Corporations and knuckle-brained philistinism have been so closely intertwined for so long that only the most naive spirit can claim to be shocked when some new Orwellian horror is presented as a good idea by the faceless men in grey suits.
We are amused, yes, indignant, certainly, but the recent ham-handed financial chicanery of corporate America somehow fits snugly into a picture that shows no signs of being rearranged as long as creative people create and nice-but-dim schoolchildren trudge dutifully into the moral and intellectual oblivion of modern business.
It should come as no surprise, then, to hear that Tiger Woods (or whichever throng of yes-men and handlers now comprise that distinctive young man) is suing an American artist named Rick Rush. The crime? Rush, trying to sustain his expensive predilection for Messrs Windsor and Newton, has painted a montage of Woods winning the Masters at Augusta in 1997. Anyone who has been subjected to this monument to kitsch might consider a lawsuit an entirely appropriate reaction: indeed, a restraining order ensuring that Rush never comes within a hundred yards of a canvas again would not be a bad first step.
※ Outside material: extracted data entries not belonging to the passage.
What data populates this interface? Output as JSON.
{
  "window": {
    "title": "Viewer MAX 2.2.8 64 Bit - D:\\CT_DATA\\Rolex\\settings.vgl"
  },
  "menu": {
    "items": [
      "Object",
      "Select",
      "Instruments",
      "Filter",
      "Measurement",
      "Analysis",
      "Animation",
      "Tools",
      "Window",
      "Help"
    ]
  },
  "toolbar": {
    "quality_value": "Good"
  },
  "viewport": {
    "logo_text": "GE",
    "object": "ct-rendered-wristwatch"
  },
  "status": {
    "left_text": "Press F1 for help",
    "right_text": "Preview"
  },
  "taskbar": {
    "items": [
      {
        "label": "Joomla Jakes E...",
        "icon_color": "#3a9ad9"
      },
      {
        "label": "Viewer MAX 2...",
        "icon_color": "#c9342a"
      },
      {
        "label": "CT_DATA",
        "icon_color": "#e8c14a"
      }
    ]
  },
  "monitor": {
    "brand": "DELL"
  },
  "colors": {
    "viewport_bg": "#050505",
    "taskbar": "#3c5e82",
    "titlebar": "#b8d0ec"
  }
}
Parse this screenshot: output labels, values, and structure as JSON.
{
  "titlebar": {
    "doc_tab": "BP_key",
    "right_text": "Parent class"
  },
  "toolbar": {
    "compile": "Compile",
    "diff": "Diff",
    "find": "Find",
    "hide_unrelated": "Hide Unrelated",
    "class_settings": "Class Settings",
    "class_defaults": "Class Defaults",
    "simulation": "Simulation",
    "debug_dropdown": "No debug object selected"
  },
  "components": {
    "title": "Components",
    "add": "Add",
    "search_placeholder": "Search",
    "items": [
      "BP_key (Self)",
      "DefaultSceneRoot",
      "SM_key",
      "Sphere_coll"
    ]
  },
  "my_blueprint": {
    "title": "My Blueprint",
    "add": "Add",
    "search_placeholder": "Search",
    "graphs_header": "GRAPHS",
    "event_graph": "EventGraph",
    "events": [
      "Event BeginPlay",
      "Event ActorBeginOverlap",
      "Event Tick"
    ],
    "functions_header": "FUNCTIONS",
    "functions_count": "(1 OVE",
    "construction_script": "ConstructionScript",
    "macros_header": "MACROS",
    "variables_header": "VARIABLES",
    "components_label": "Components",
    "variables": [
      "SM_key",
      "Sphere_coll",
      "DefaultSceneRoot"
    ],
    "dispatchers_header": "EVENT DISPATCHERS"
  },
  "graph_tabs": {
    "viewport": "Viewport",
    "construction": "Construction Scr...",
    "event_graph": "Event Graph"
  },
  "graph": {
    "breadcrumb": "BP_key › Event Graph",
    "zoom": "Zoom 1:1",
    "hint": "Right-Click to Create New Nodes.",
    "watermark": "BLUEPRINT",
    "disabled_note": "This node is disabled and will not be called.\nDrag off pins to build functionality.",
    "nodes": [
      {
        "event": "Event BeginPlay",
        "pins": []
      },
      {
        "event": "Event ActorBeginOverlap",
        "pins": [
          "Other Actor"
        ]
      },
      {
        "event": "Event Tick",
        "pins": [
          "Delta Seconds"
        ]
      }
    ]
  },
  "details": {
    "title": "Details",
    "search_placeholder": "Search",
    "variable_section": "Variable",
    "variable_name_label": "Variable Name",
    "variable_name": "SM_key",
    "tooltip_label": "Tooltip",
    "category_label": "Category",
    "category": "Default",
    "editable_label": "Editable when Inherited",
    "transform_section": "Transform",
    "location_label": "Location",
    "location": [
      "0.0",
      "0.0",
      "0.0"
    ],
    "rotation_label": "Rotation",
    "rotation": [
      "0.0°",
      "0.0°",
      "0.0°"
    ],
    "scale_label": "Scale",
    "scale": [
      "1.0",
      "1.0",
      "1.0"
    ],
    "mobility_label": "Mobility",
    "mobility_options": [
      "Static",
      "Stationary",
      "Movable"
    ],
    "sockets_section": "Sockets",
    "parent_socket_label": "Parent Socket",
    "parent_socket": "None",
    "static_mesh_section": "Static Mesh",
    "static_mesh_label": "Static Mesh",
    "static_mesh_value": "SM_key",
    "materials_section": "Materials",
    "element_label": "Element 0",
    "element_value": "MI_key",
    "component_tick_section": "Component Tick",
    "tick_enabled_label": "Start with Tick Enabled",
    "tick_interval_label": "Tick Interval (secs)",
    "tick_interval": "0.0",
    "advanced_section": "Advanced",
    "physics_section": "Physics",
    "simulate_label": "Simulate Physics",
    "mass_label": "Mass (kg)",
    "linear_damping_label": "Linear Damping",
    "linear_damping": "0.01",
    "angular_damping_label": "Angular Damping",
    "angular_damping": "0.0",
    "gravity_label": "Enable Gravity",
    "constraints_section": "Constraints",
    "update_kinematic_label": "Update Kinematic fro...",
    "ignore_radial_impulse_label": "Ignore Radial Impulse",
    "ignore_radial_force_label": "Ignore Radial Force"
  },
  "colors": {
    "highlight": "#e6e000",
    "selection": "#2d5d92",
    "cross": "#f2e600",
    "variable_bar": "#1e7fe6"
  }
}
But naturally aesthetic appreciation in the corporate world extends as far as stainless steel bar-fridges and iMacs. No, Rush is being sued for trying to make a buck off the iconic image of Tiger.
Woods couldn’t be more corporate. His Colgate grin is a dental facsimile of Nike’s swoosh and his gosh-darned modesty comes in bite-sized chunks Taylor-Made for Oprah teasers. But his decision to go after Rush comes as a sobering reminder of the astonishing ignorance, the barbarous heart of business in sport.
It is safe to assume that Woods does not understand what a painting is, nor that he understands even a minimum of art theory. One cannot blame him for this: he was nailing miniature nine irons when most of us were chewing the corners off our first inflatable bath-books. But that he has not acquired the humility along the way to accept that there are things in the world that are beyond his understandably limited ken is sad. That his absolute philistinism should have been imposed on the art world by Tiger Inc, however tenuous the link between Rush and Rembrandt may be, is obscene.
Corporate sport busts a gut trying to convince the world of the magnetism of our sporting heroes. Misquoted lines from Tennyson and Kipling superimposed over bloodied or impassioned faces, serenaded by Brian May’s howling axe, tell us that they are enigmas, warriors against evil, saviours, lovers, fathers, gods.
What they cannot tell us, because they themselves do not entirely understand it, is that our heroes are desperately ignorant about very, very many things in the world. Magnetic is all that they are.
For a year it was my job to interview some of South Africa’s finest cricketers for a website. All were astonishingly friendly, consummately polite and spine-implodingly dull. Deep-sea sponges have more interesting conversations. Ask any veteran of any Springbok press conference or United Cricket Board-monitored interview, and he or she will tell you that they write the story first and then fill in the gaps after the event: the only variable will be whether the guys gave 120% or 150%.
But until a Formula One champion looks like Brad Pitt and runs a cosy little neurosurgery practice on the side between humanitarian trips to the Amazon rain forest, the suits must protect their earnest, malleable little charges by appealing to the lowest common denominators, those of image and sex. Brill Becks beds Hot Posh, scores for England. Thanks to very clever feet, David Beckham, the epitome of middle-class ordinariness, makes James Bond look like a buck-toothed plumber from Bradford.
Corporate sport insists that Beckham’s sheepish grin is cool smirk and not a shy evasion tactic, that his taciturn demeanour is a stylish up-yours to the establishment and not a desperate fear that he will be asked by teacher to spell Mississippi.
Luckily for the corporations that run sport, life and its complications can be kept at a safe distance. Press conferences can be stage-managed, stars are allowed to become surly at the slightest hint of a polysyllabic question.
The one and only interview I did with a cricket star in which he ranted about a number of grievances and slung some magnificent dirt at international rivals was passed on to his corporate handler. Back it came: the guys gave 120% and we’re really looking forward to the next match.
So when Rush paints a picture of Tiger, translating an abstract projection of light on to a retina into a painting and then into money, they panic, sensing anti-corporate alchemy at work. And when they panic, they sue.
Is Woods arrogant? I cannot say, not having met him, and those who have say that he is not. Has he revealed himself to be ignorant and unsophisticated? Without a doubt. Will sports fans care? Of course not. As long as Rampant Tiger Stalks New Record, real life is an unwelcome interloper.